Le Professor is famous for his obstinate ways of managing just as much as he is for his reluctance to give former players a piece of the managerial pie. Criticism for his meek approach to players, however, does in no way reflect his resilience in keeping and exercising all the power his managerial position gives him. Ask Steve Bould who, being a manly man, surprisingly often looks subdued sitting beside Wenger. So if Wenger was to move up a level, what would stop him from meddling with the everyday operations of any new manager?
Tuchel, Henry, Sampoali and Simeone are considered as potential candidates for the job.

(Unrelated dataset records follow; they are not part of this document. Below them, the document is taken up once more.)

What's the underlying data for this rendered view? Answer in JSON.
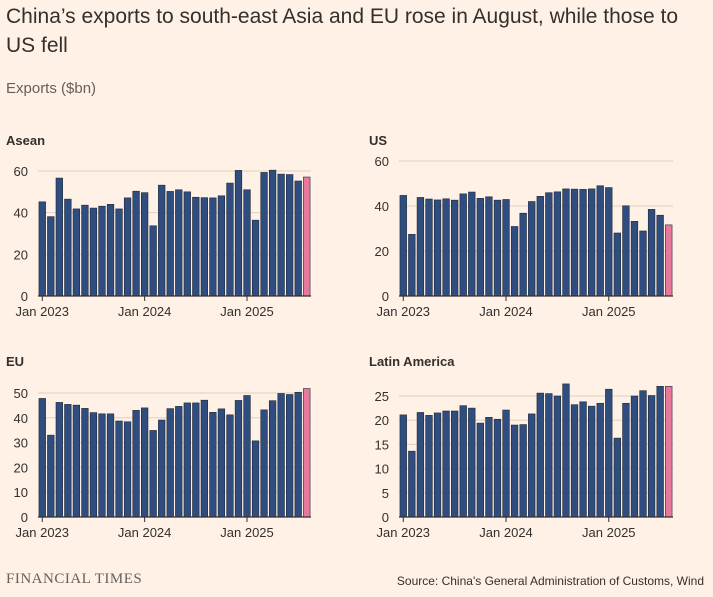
{
  "title": "China’s exports to south-east Asia and EU rose in August, while those to US fell",
  "subtitle": "Exports ($bn)",
  "footer": {
    "brand": "FINANCIAL TIMES",
    "source": "Source: China's General Administration of Customs, Wind"
  },
  "colors": {
    "background": "#fff1e5",
    "bar": "#2f4d7e",
    "highlight": "#e8799c",
    "grid": "#e2cfc3",
    "axis": "#33302e"
  },
  "chart_data": [
    {
      "type": "bar",
      "title": "Asean",
      "xlabel": "",
      "ylabel": "Exports ($bn)",
      "ylim": [
        0,
        60
      ],
      "yticks": [
        "0",
        "20",
        "40",
        "60"
      ],
      "xtick_labels": [
        "Jan 2023",
        "Jan 2024",
        "Jan 2025"
      ],
      "xtick_indices": [
        0,
        12,
        24
      ],
      "highlight_last": true,
      "values": [
        45.2,
        38.1,
        56.6,
        46.5,
        41.8,
        43.6,
        42.2,
        43.1,
        44.0,
        41.8,
        47.1,
        50.3,
        49.6,
        33.7,
        53.2,
        50.2,
        51.0,
        50.0,
        47.4,
        47.2,
        47.1,
        48.1,
        54.2,
        60.3,
        51.0,
        36.4,
        59.3,
        60.4,
        58.5,
        58.3,
        55.2,
        57.1
      ]
    },
    {
      "type": "bar",
      "title": "US",
      "xlabel": "",
      "ylabel": "Exports ($bn)",
      "ylim": [
        0,
        60
      ],
      "yticks": [
        "0",
        "20",
        "40",
        "60"
      ],
      "xtick_labels": [
        "Jan 2023",
        "Jan 2024",
        "Jan 2025"
      ],
      "xtick_indices": [
        0,
        12,
        24
      ],
      "highlight_last": true,
      "values": [
        44.7,
        27.4,
        43.8,
        43.1,
        42.7,
        43.2,
        42.6,
        45.4,
        46.2,
        43.4,
        44.1,
        42.6,
        42.9,
        30.9,
        36.8,
        42.0,
        44.3,
        45.9,
        46.3,
        47.6,
        47.5,
        47.4,
        47.6,
        49.0,
        48.2,
        28.0,
        40.1,
        33.2,
        28.9,
        38.5,
        35.9,
        31.6
      ]
    },
    {
      "type": "bar",
      "title": "EU",
      "xlabel": "",
      "ylabel": "Exports ($bn)",
      "ylim": [
        0,
        50
      ],
      "yticks": [
        "0",
        "10",
        "20",
        "30",
        "40",
        "50"
      ],
      "xtick_labels": [
        "Jan 2023",
        "Jan 2024",
        "Jan 2025"
      ],
      "xtick_indices": [
        0,
        12,
        24
      ],
      "highlight_last": true,
      "values": [
        47.8,
        33.0,
        46.2,
        45.4,
        45.1,
        43.8,
        42.1,
        41.6,
        41.6,
        38.7,
        38.4,
        43.0,
        44.0,
        34.9,
        39.1,
        43.7,
        44.6,
        46.0,
        46.0,
        47.1,
        42.2,
        43.6,
        41.2,
        47.0,
        49.0,
        30.7,
        43.2,
        46.9,
        49.8,
        49.4,
        50.3,
        51.8
      ]
    },
    {
      "type": "bar",
      "title": "Latin America",
      "xlabel": "",
      "ylabel": "Exports ($bn)",
      "ylim": [
        0,
        25
      ],
      "yticks": [
        "0",
        "5",
        "10",
        "15",
        "20",
        "25"
      ],
      "xtick_labels": [
        "Jan 2023",
        "Jan 2024",
        "Jan 2025"
      ],
      "xtick_indices": [
        0,
        12,
        24
      ],
      "highlight_last": true,
      "values": [
        21.1,
        13.6,
        21.6,
        21.0,
        21.5,
        21.9,
        21.9,
        23.0,
        22.5,
        19.4,
        20.6,
        20.2,
        22.1,
        19.0,
        19.1,
        21.3,
        25.6,
        25.5,
        25.0,
        27.5,
        23.2,
        23.8,
        22.9,
        23.5,
        26.4,
        16.3,
        23.5,
        25.0,
        26.1,
        25.1,
        27.0,
        27.0
      ]
    }
  ]
}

From the vantage point of a board position, he can shove an elbow in on transfers, club ambitions and maybe even team selection. It is not like he lacks the hunger to keep on managing. On the contrary, his mid-week comments speak of an excess of it. The keyword here is ‘manage’, not ‘win’. Unfortunately compared with the fans’ ambitions of challenging for every trophy regularly, this slots somewhere right beside it, if not on top of it. Don’t get me wrong, I’m sure Wenger is trying to win trophies, but he is a bit too aligned with the board’s commercial appetites to make it work.
If Wenger is to step up, it would represent a victory for the status quo and will possibly ensure that new managers will face the unbearable situation of having to regularly defend their decisions from Wenger.

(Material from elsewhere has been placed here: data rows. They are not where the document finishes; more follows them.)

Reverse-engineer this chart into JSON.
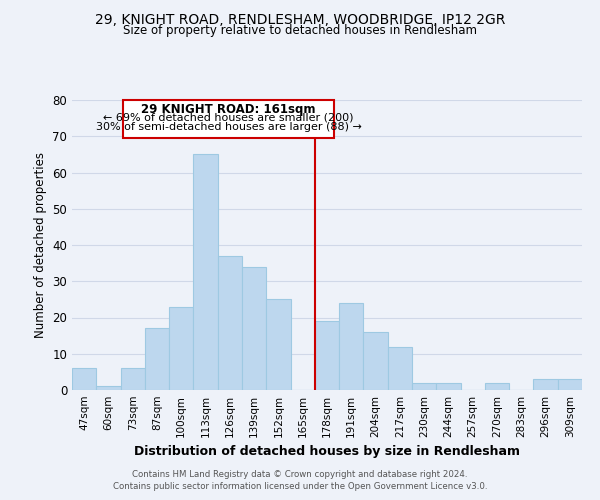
{
  "title": "29, KNIGHT ROAD, RENDLESHAM, WOODBRIDGE, IP12 2GR",
  "subtitle": "Size of property relative to detached houses in Rendlesham",
  "xlabel": "Distribution of detached houses by size in Rendlesham",
  "ylabel": "Number of detached properties",
  "categories": [
    "47sqm",
    "60sqm",
    "73sqm",
    "87sqm",
    "100sqm",
    "113sqm",
    "126sqm",
    "139sqm",
    "152sqm",
    "165sqm",
    "178sqm",
    "191sqm",
    "204sqm",
    "217sqm",
    "230sqm",
    "244sqm",
    "257sqm",
    "270sqm",
    "283sqm",
    "296sqm",
    "309sqm"
  ],
  "values": [
    6,
    1,
    6,
    17,
    23,
    65,
    37,
    34,
    25,
    0,
    19,
    24,
    16,
    12,
    2,
    2,
    0,
    2,
    0,
    3,
    3
  ],
  "bar_color": "#bdd7ee",
  "bar_edge_color": "#9ec9e2",
  "grid_color": "#d0d8e8",
  "vline_x": 9.5,
  "vline_color": "#cc0000",
  "annotation_title": "29 KNIGHT ROAD: 161sqm",
  "annotation_line1": "← 69% of detached houses are smaller (200)",
  "annotation_line2": "30% of semi-detached houses are larger (88) →",
  "annotation_box_color": "#cc0000",
  "ylim": [
    0,
    80
  ],
  "yticks": [
    0,
    10,
    20,
    30,
    40,
    50,
    60,
    70,
    80
  ],
  "footer_line1": "Contains HM Land Registry data © Crown copyright and database right 2024.",
  "footer_line2": "Contains public sector information licensed under the Open Government Licence v3.0.",
  "bg_color": "#eef2f9"
}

The reality is a new manager would require support from the board if the new raised ambition is to materialise. Pure managerial miracles such as Ranieri’s at Leicester only happen once or twice every 50 years. And please don’t tell me that 50 years is a short time because I might think you are 256 years old. Last time something like this happened, Blackburn won the Premier League in 1995, and it was in no small part because of Alan Shearer.
If Arsenal are to become an elite club challenging the likes of PSG, Barcelona and Real Madrid, the board would have to harness every resource at their disposal–cough, cough..manov–an unlikely option for now as reports suggest the divide between the two biggest shareholders is too wide to cross.
Wenger’s inability to offer anything that could bridge that divide is the exact reason he shouldn’t become a director if a switch in club ambition is the main goal.
As it stands, Arsenal’s problems lay deeper than the manager, and no new motivational attitude can change the fact that financial matters will still rule.
Ambition and hunger are the keywords here. Look no further that Alex Ferguson and United for confirmation. While United has clearly taken a shift from a being trophy-oriented club to being a commercially oriented one, the contrast between their and Arsenal’s positions is that Ferguson quit when he felt burned out; Wenger though feels he’s got more to give. A switch to a bigger office, if he wishes it, will hardly change his ways.
And this is the reason he cannot move into the boardroom without first ‘taking care’ of his hunger to manage. Maybe go to another club, manage four or five years more and then return to direct at Arsenal. As it is, such a move would be a recipe for failure, ensuring future managerial instability and turbulent times at the club.
We must be wary taking things for granted from those who remember 20-year-old moments as if they were yesterday. Tradition owes its existence to that. And tradition is something Arsenal must break if a more stable transition to tophy success is to happen.